Maria Grazia Chiuri explains that her idea was drawn from the once-female literary and artistic salons that Paris was famous for, and with that, to create a global sisterhood within a luxury fashion house and break the stereotypical male gaze in fashion.
Her first collection in 2016 made an unforgettable statement: the opening look featured a model in a skirt and a t-shirt emblazoned with the phrase “We Should All Be Feminists,” taken from Chimamanda Ngozi Adichie’s 2014 essay of the same name. A t-shirt at Dior? Supporting a rising feminist movement?
It was a bold, unprecedented move — but it resonated powerfully, spreading like wildfire across social media and stirring a conversation that was ultimately beneficial to the cause.
“It’s impossible not to be political and a designer now,” Maria Grazia Chiuri says in an Interview based on her role. “People think that fashion is only about clothes, and that it doesn’t relate to the female body.
There is an idea of fashion that is very superficial, very fun, and something to be enjoyed, which can be true, but I started to work in fashion because it was about having the freedom to express myself and to choose how I wanted to represent myself.” It’s a sentiment that couldn’t be more accurate.
Many still view fashion as simply about appearances, but it’s far more profound. It’s about what clothes represent, what the designer or artist felt while creating them, and the emotions and stories stitched into every seam.
What does feminist fashion truly represent? Is it freedom? Power?
Maria Grazia Chiuri simplifies it by noting that male designers and artists are often hailed as creative geniuses, while women designers are typically recognised for their commerciality and pragmatic approach, seen as business-minded rather than creative icons. “In my view, Gabrielle Chanel was a revolutionary because she created the modern woman,” says Maria Grazia Chiuri.
She acknowledges that Chanel revolutionised fashion, not just with her ideas of what women could wear, but with her vision of what a woman could be. Her SS23 collection for Dior was inspired by Italian-born French queen Catherine de’ Medici of the 16th century, who was a powerful female figure.

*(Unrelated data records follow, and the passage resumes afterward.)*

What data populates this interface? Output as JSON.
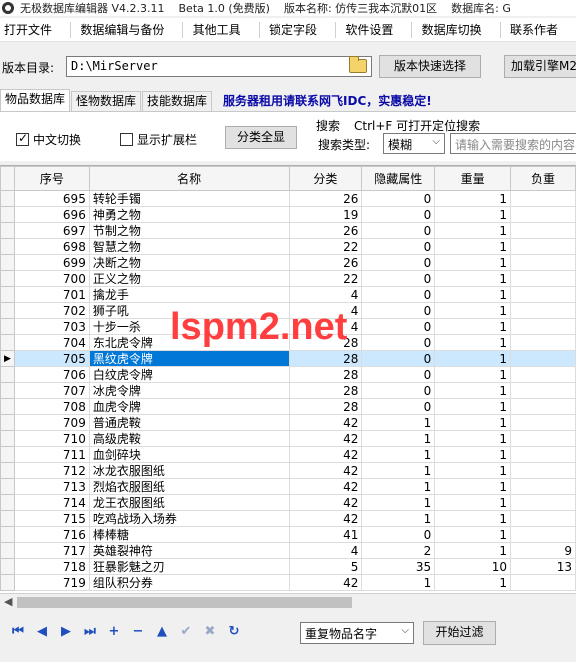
{
  "titlebar": {
    "parts": [
      "无极数据库编辑器 V4.2.3.11",
      "Beta 1.0 (免费版)",
      "版本名称: 仿传三我本沉默01区",
      "数据库名: G"
    ]
  },
  "menu": [
    "打开文件",
    "数据编辑与备份",
    "其他工具",
    "锁定字段",
    "软件设置",
    "数据库切换",
    "联系作者"
  ],
  "dir": {
    "label": "版本目录:",
    "value": "D:\\MirServer",
    "quick_button": "版本快速选择",
    "load_button": "加载引擎M2"
  },
  "tabs": [
    "物品数据库",
    "怪物数据库",
    "技能数据库"
  ],
  "promo": "服务器租用请联系网飞IDC，实惠稳定!",
  "options": {
    "chinese_switch": "中文切换",
    "chinese_switch_checked": true,
    "show_ext": "显示扩展栏",
    "show_ext_checked": false,
    "show_all_button": "分类全显"
  },
  "search": {
    "title": "搜索",
    "shortcut_hint": "Ctrl+F 可打开定位搜索",
    "type_label": "搜索类型:",
    "type_value": "模糊",
    "placeholder": "请输入需要搜索的内容"
  },
  "table": {
    "columns": [
      "序号",
      "名称",
      "分类",
      "隐藏属性",
      "重量",
      "负重"
    ],
    "selected_index": 10,
    "rows": [
      {
        "id": "695",
        "name": "转轮手镯",
        "cat": "26",
        "hidden": "0",
        "weight": "1",
        "load": ""
      },
      {
        "id": "696",
        "name": "神勇之物",
        "cat": "19",
        "hidden": "0",
        "weight": "1",
        "load": ""
      },
      {
        "id": "697",
        "name": "节制之物",
        "cat": "26",
        "hidden": "0",
        "weight": "1",
        "load": ""
      },
      {
        "id": "698",
        "name": "智慧之物",
        "cat": "22",
        "hidden": "0",
        "weight": "1",
        "load": ""
      },
      {
        "id": "699",
        "name": "决断之物",
        "cat": "26",
        "hidden": "0",
        "weight": "1",
        "load": ""
      },
      {
        "id": "700",
        "name": "正义之物",
        "cat": "22",
        "hidden": "0",
        "weight": "1",
        "load": ""
      },
      {
        "id": "701",
        "name": "擒龙手",
        "cat": "4",
        "hidden": "0",
        "weight": "1",
        "load": ""
      },
      {
        "id": "702",
        "name": "狮子吼",
        "cat": "4",
        "hidden": "0",
        "weight": "1",
        "load": ""
      },
      {
        "id": "703",
        "name": "十步一杀",
        "cat": "4",
        "hidden": "0",
        "weight": "1",
        "load": ""
      },
      {
        "id": "704",
        "name": "东北虎令牌",
        "cat": "28",
        "hidden": "0",
        "weight": "1",
        "load": ""
      },
      {
        "id": "705",
        "name": "黑纹虎令牌",
        "cat": "28",
        "hidden": "0",
        "weight": "1",
        "load": ""
      },
      {
        "id": "706",
        "name": "白纹虎令牌",
        "cat": "28",
        "hidden": "0",
        "weight": "1",
        "load": ""
      },
      {
        "id": "707",
        "name": "冰虎令牌",
        "cat": "28",
        "hidden": "0",
        "weight": "1",
        "load": ""
      },
      {
        "id": "708",
        "name": "血虎令牌",
        "cat": "28",
        "hidden": "0",
        "weight": "1",
        "load": ""
      },
      {
        "id": "709",
        "name": "普通虎鞍",
        "cat": "42",
        "hidden": "1",
        "weight": "1",
        "load": ""
      },
      {
        "id": "710",
        "name": "高级虎鞍",
        "cat": "42",
        "hidden": "1",
        "weight": "1",
        "load": ""
      },
      {
        "id": "711",
        "name": "血剑碎块",
        "cat": "42",
        "hidden": "1",
        "weight": "1",
        "load": ""
      },
      {
        "id": "712",
        "name": "冰龙衣服图纸",
        "cat": "42",
        "hidden": "1",
        "weight": "1",
        "load": ""
      },
      {
        "id": "713",
        "name": "烈焰衣服图纸",
        "cat": "42",
        "hidden": "1",
        "weight": "1",
        "load": ""
      },
      {
        "id": "714",
        "name": "龙王衣服图纸",
        "cat": "42",
        "hidden": "1",
        "weight": "1",
        "load": ""
      },
      {
        "id": "715",
        "name": "吃鸡战场入场券",
        "cat": "42",
        "hidden": "1",
        "weight": "1",
        "load": ""
      },
      {
        "id": "716",
        "name": "棒棒糖",
        "cat": "41",
        "hidden": "0",
        "weight": "1",
        "load": ""
      },
      {
        "id": "717",
        "name": "英雄裂神符",
        "cat": "4",
        "hidden": "2",
        "weight": "1",
        "load": "9"
      },
      {
        "id": "718",
        "name": "狂暴影魅之刃",
        "cat": "5",
        "hidden": "35",
        "weight": "10",
        "load": "13"
      },
      {
        "id": "719",
        "name": "组队积分券",
        "cat": "42",
        "hidden": "1",
        "weight": "1",
        "load": ""
      }
    ]
  },
  "nav": {
    "icons": [
      "first-icon",
      "prev-page-icon",
      "prev-icon",
      "next-icon",
      "last-icon",
      "add-icon",
      "remove-icon",
      "edit-icon",
      "confirm-icon",
      "cancel-icon",
      "refresh-icon"
    ],
    "filter_value": "重复物品名字",
    "filter_button": "开始过滤"
  },
  "watermark": "lspm2.net"
}
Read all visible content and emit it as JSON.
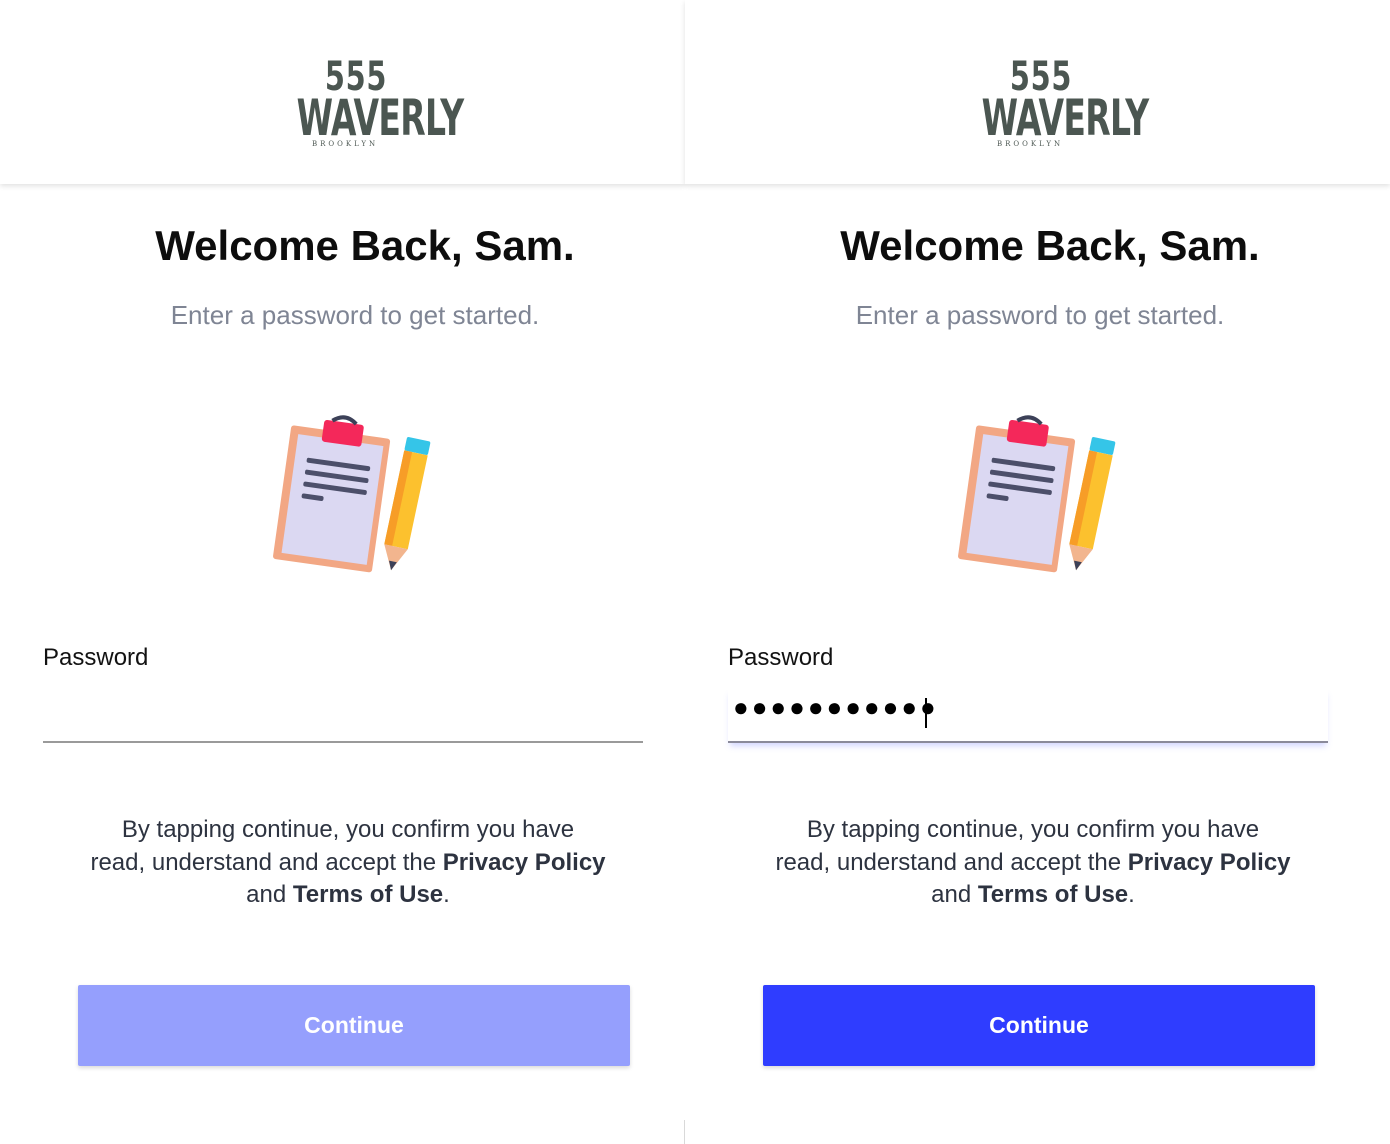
{
  "brand": {
    "logo_top": "555",
    "logo_main": "WAVERLY",
    "logo_sub": "BROOKLYN",
    "color": "#4b5651"
  },
  "welcome": {
    "title": "Welcome Back, Sam.",
    "subtitle": "Enter a password to get started."
  },
  "illustration": {
    "icon": "clipboard-pencil-icon"
  },
  "password": {
    "label": "Password",
    "left_value": "",
    "right_value": "●●●●●●●●●●●"
  },
  "legal": {
    "line1": "By tapping continue, you confirm you have",
    "line2_prefix": "read, understand and accept the ",
    "privacy": "Privacy Policy",
    "and": "and ",
    "terms": "Terms of Use",
    "period": "."
  },
  "button": {
    "label": "Continue",
    "disabled_color": "#959ffd",
    "enabled_color": "#2f3dff"
  }
}
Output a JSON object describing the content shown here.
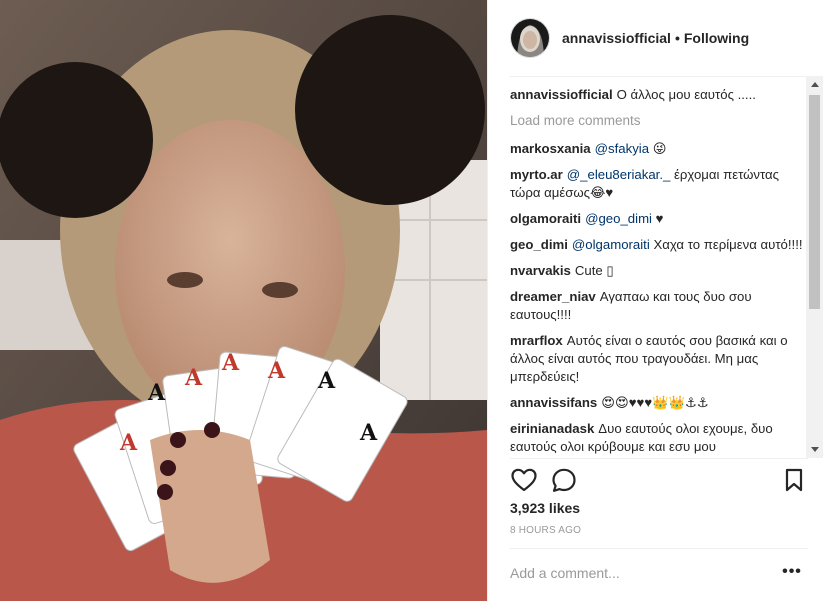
{
  "post": {
    "author": "annavissiofficial",
    "separator": "•",
    "follow_status": "Following",
    "caption": {
      "user": "annavissiofficial",
      "text": "Ο άλλος μου εαυτός ....."
    },
    "load_more_label": "Load more comments",
    "comments": [
      {
        "user": "markosxania",
        "mention": "@sfakyia",
        "text": " 😜"
      },
      {
        "user": "myrto.ar",
        "mention": "@_eleu8eriakar._",
        "text": " έρχομαι πετώντας τώρα αμέσως😂♥"
      },
      {
        "user": "olgamoraiti",
        "mention": "@geo_dimi",
        "text": " ♥"
      },
      {
        "user": "geo_dimi",
        "mention": "@olgamoraiti",
        "text": " Χαχα το περίμενα αυτό!!!!"
      },
      {
        "user": "nvarvakis",
        "mention": "",
        "text": "Cute ▯"
      },
      {
        "user": "dreamer_niav",
        "mention": "",
        "text": "Αγαπαω και τους δυο σου εαυτους!!!!"
      },
      {
        "user": "mrarflox",
        "mention": "",
        "text": "Αυτός είναι ο εαυτός σου βασικά και ο άλλος είναι αυτός που τραγουδάει. Μη μας μπερδεύεις!"
      },
      {
        "user": "annavissifans",
        "mention": "",
        "text": "😍😍♥♥♥👑👑⚓⚓"
      },
      {
        "user": "eirinianadask",
        "mention": "",
        "text": "Δυο εαυτούς ολοι εχουμε, δυο εαυτούς ολοι κρύβουμε και εσυ μου"
      }
    ],
    "likes": "3,923 likes",
    "timestamp": "8 HOURS AGO",
    "add_comment_placeholder": "Add a comment...",
    "more_label": "•••"
  },
  "icons": {
    "like": "heart-outline-icon",
    "comment": "speech-bubble-icon",
    "save": "bookmark-icon",
    "more": "ellipsis-icon"
  },
  "colors": {
    "text": "#262626",
    "muted": "#999999",
    "mention": "#003569",
    "divider": "#efefef"
  }
}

The collection included platform heels, corsets and Italian lace, which was one of her strongest collections because it contrasted dramatic silhouettes with delicate lace, a blend of power dressing and feminism, the perfect example of Feminist fashion.
Maria Grazia Chiuri said that she doesn’t feel the power, and that the fact that one woman has all the power or even one man would not sit right; instead, the power should be for the service of others. Therefore, Feminist fashion is not exactly power, it is a service to women, who are encouraged through it and given the tools to harness that power and make themselves heard and seen.
Maria Grazia Chiuri has taken Haute Couture to new heights, testing its boundaries, with new ideas and thoughts. She is part of revolutionary Feminist fashion. Although she is not the only one in Dior history to celebrate women, Christian Dior himself, as well as every director after him, loved and celebrated women.
Yves Saint Laurent, after Christian Dior, whose first collection for Dior, ‘Trapeze’, showcased young talent and femininity. Marc Bohen, following YSL, created iconic lines like Miss Dior, Baby Dior, and Dior Homme, famously stating, “Don’t Forget The Woman.”
Then Gianfranco Ferre created the iconic Lady Dior bag, John Galliano with his remarkable collection, “Le Bal des Artistes”, that featured nightgowns that combined history with the modern era. Lastly, Maria Grazia Chiuri has done so much more for Dior and will continue to influence fashion with her strong views, taking Dior’s identity to fabulous heights.